2007 •Nintendo DS
During the game, Shin chan will have to rescue all of Kasukabe from Tabu, who is eating everyone's sleep and Shin Chan will have to avoid him to wake...
OneXPlayer 2 by One Netbook, Horizontal (Modular) retro handheld, running Windows 11, powered by AMD Ryzen 7 6800U, with a 8.4 inch display, priced around $900...
Marketplace rows use affiliate-friendly links where available.

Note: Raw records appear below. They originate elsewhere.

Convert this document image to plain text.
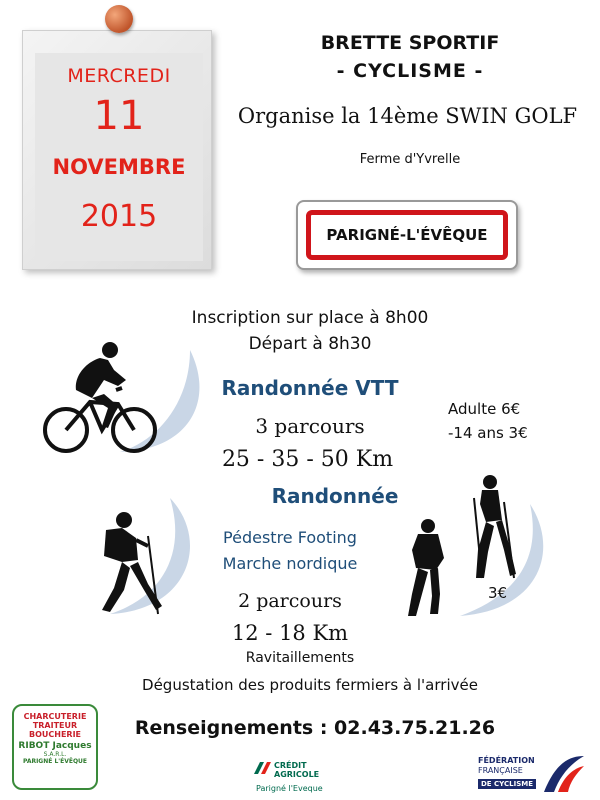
MERCREDI
11
NOVEMBRE
2015
BRETTE SPORTIF
- CYCLISME -
Organise la 14ème SWIN GOLF
Ferme d'Yvrelle
PARIGNÉ-L'ÉVÊQUE
Inscription sur place à 8h00
Départ à 8h30
Randonnée VTT
3 parcours
25 - 35 - 50 Km
Adulte 6€
-14 ans 3€
Randonnée
Pédestre Footing
Marche nordique
2 parcours
12 - 18 Km
3€
Ravitaillements
Dégustation des produits fermiers à l'arrivée
Renseignements : 02.43.75.21.26
CHARCUTERIE
TRAITEUR
BOUCHERIE
RIBOT Jacques
S.A.R.L.
PARIGNÉ L'ÉVÊQUE	CRÉDIT
AGRICOLE
Parigné l'Eveque
FÉDÉRATION
FRANÇAISE
DE CYCLISME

Average price stays based on the console database, not live per-store pricing.
| Store | Price |
|---|---|
|
Indiegogo
Imported from spreadsheet hyperlink
|
$900 - $1600 (Hover for detailed prices) |
|
Amazon
Amazon search results
|
$900 - $1600 (Hover for detailed prices) |
|
AliExpress
AliExpress search results
|
$900 - $1600 (Hover for detailed prices) |
Affiliate disclosure and terms are linked in the footer.
Broad emulation range
OneXPlayer 2 is more compelling when you judge it by role, not hype: what it can emulate comfortably, how it should feel in the hand, what it costs, and which nearby alternatives keep it honest.
OneXPlayer 2 looks most interesting when you treat it as a specific answer to a specific kind of retro player, not as a mythical one-device-for-everyone machine.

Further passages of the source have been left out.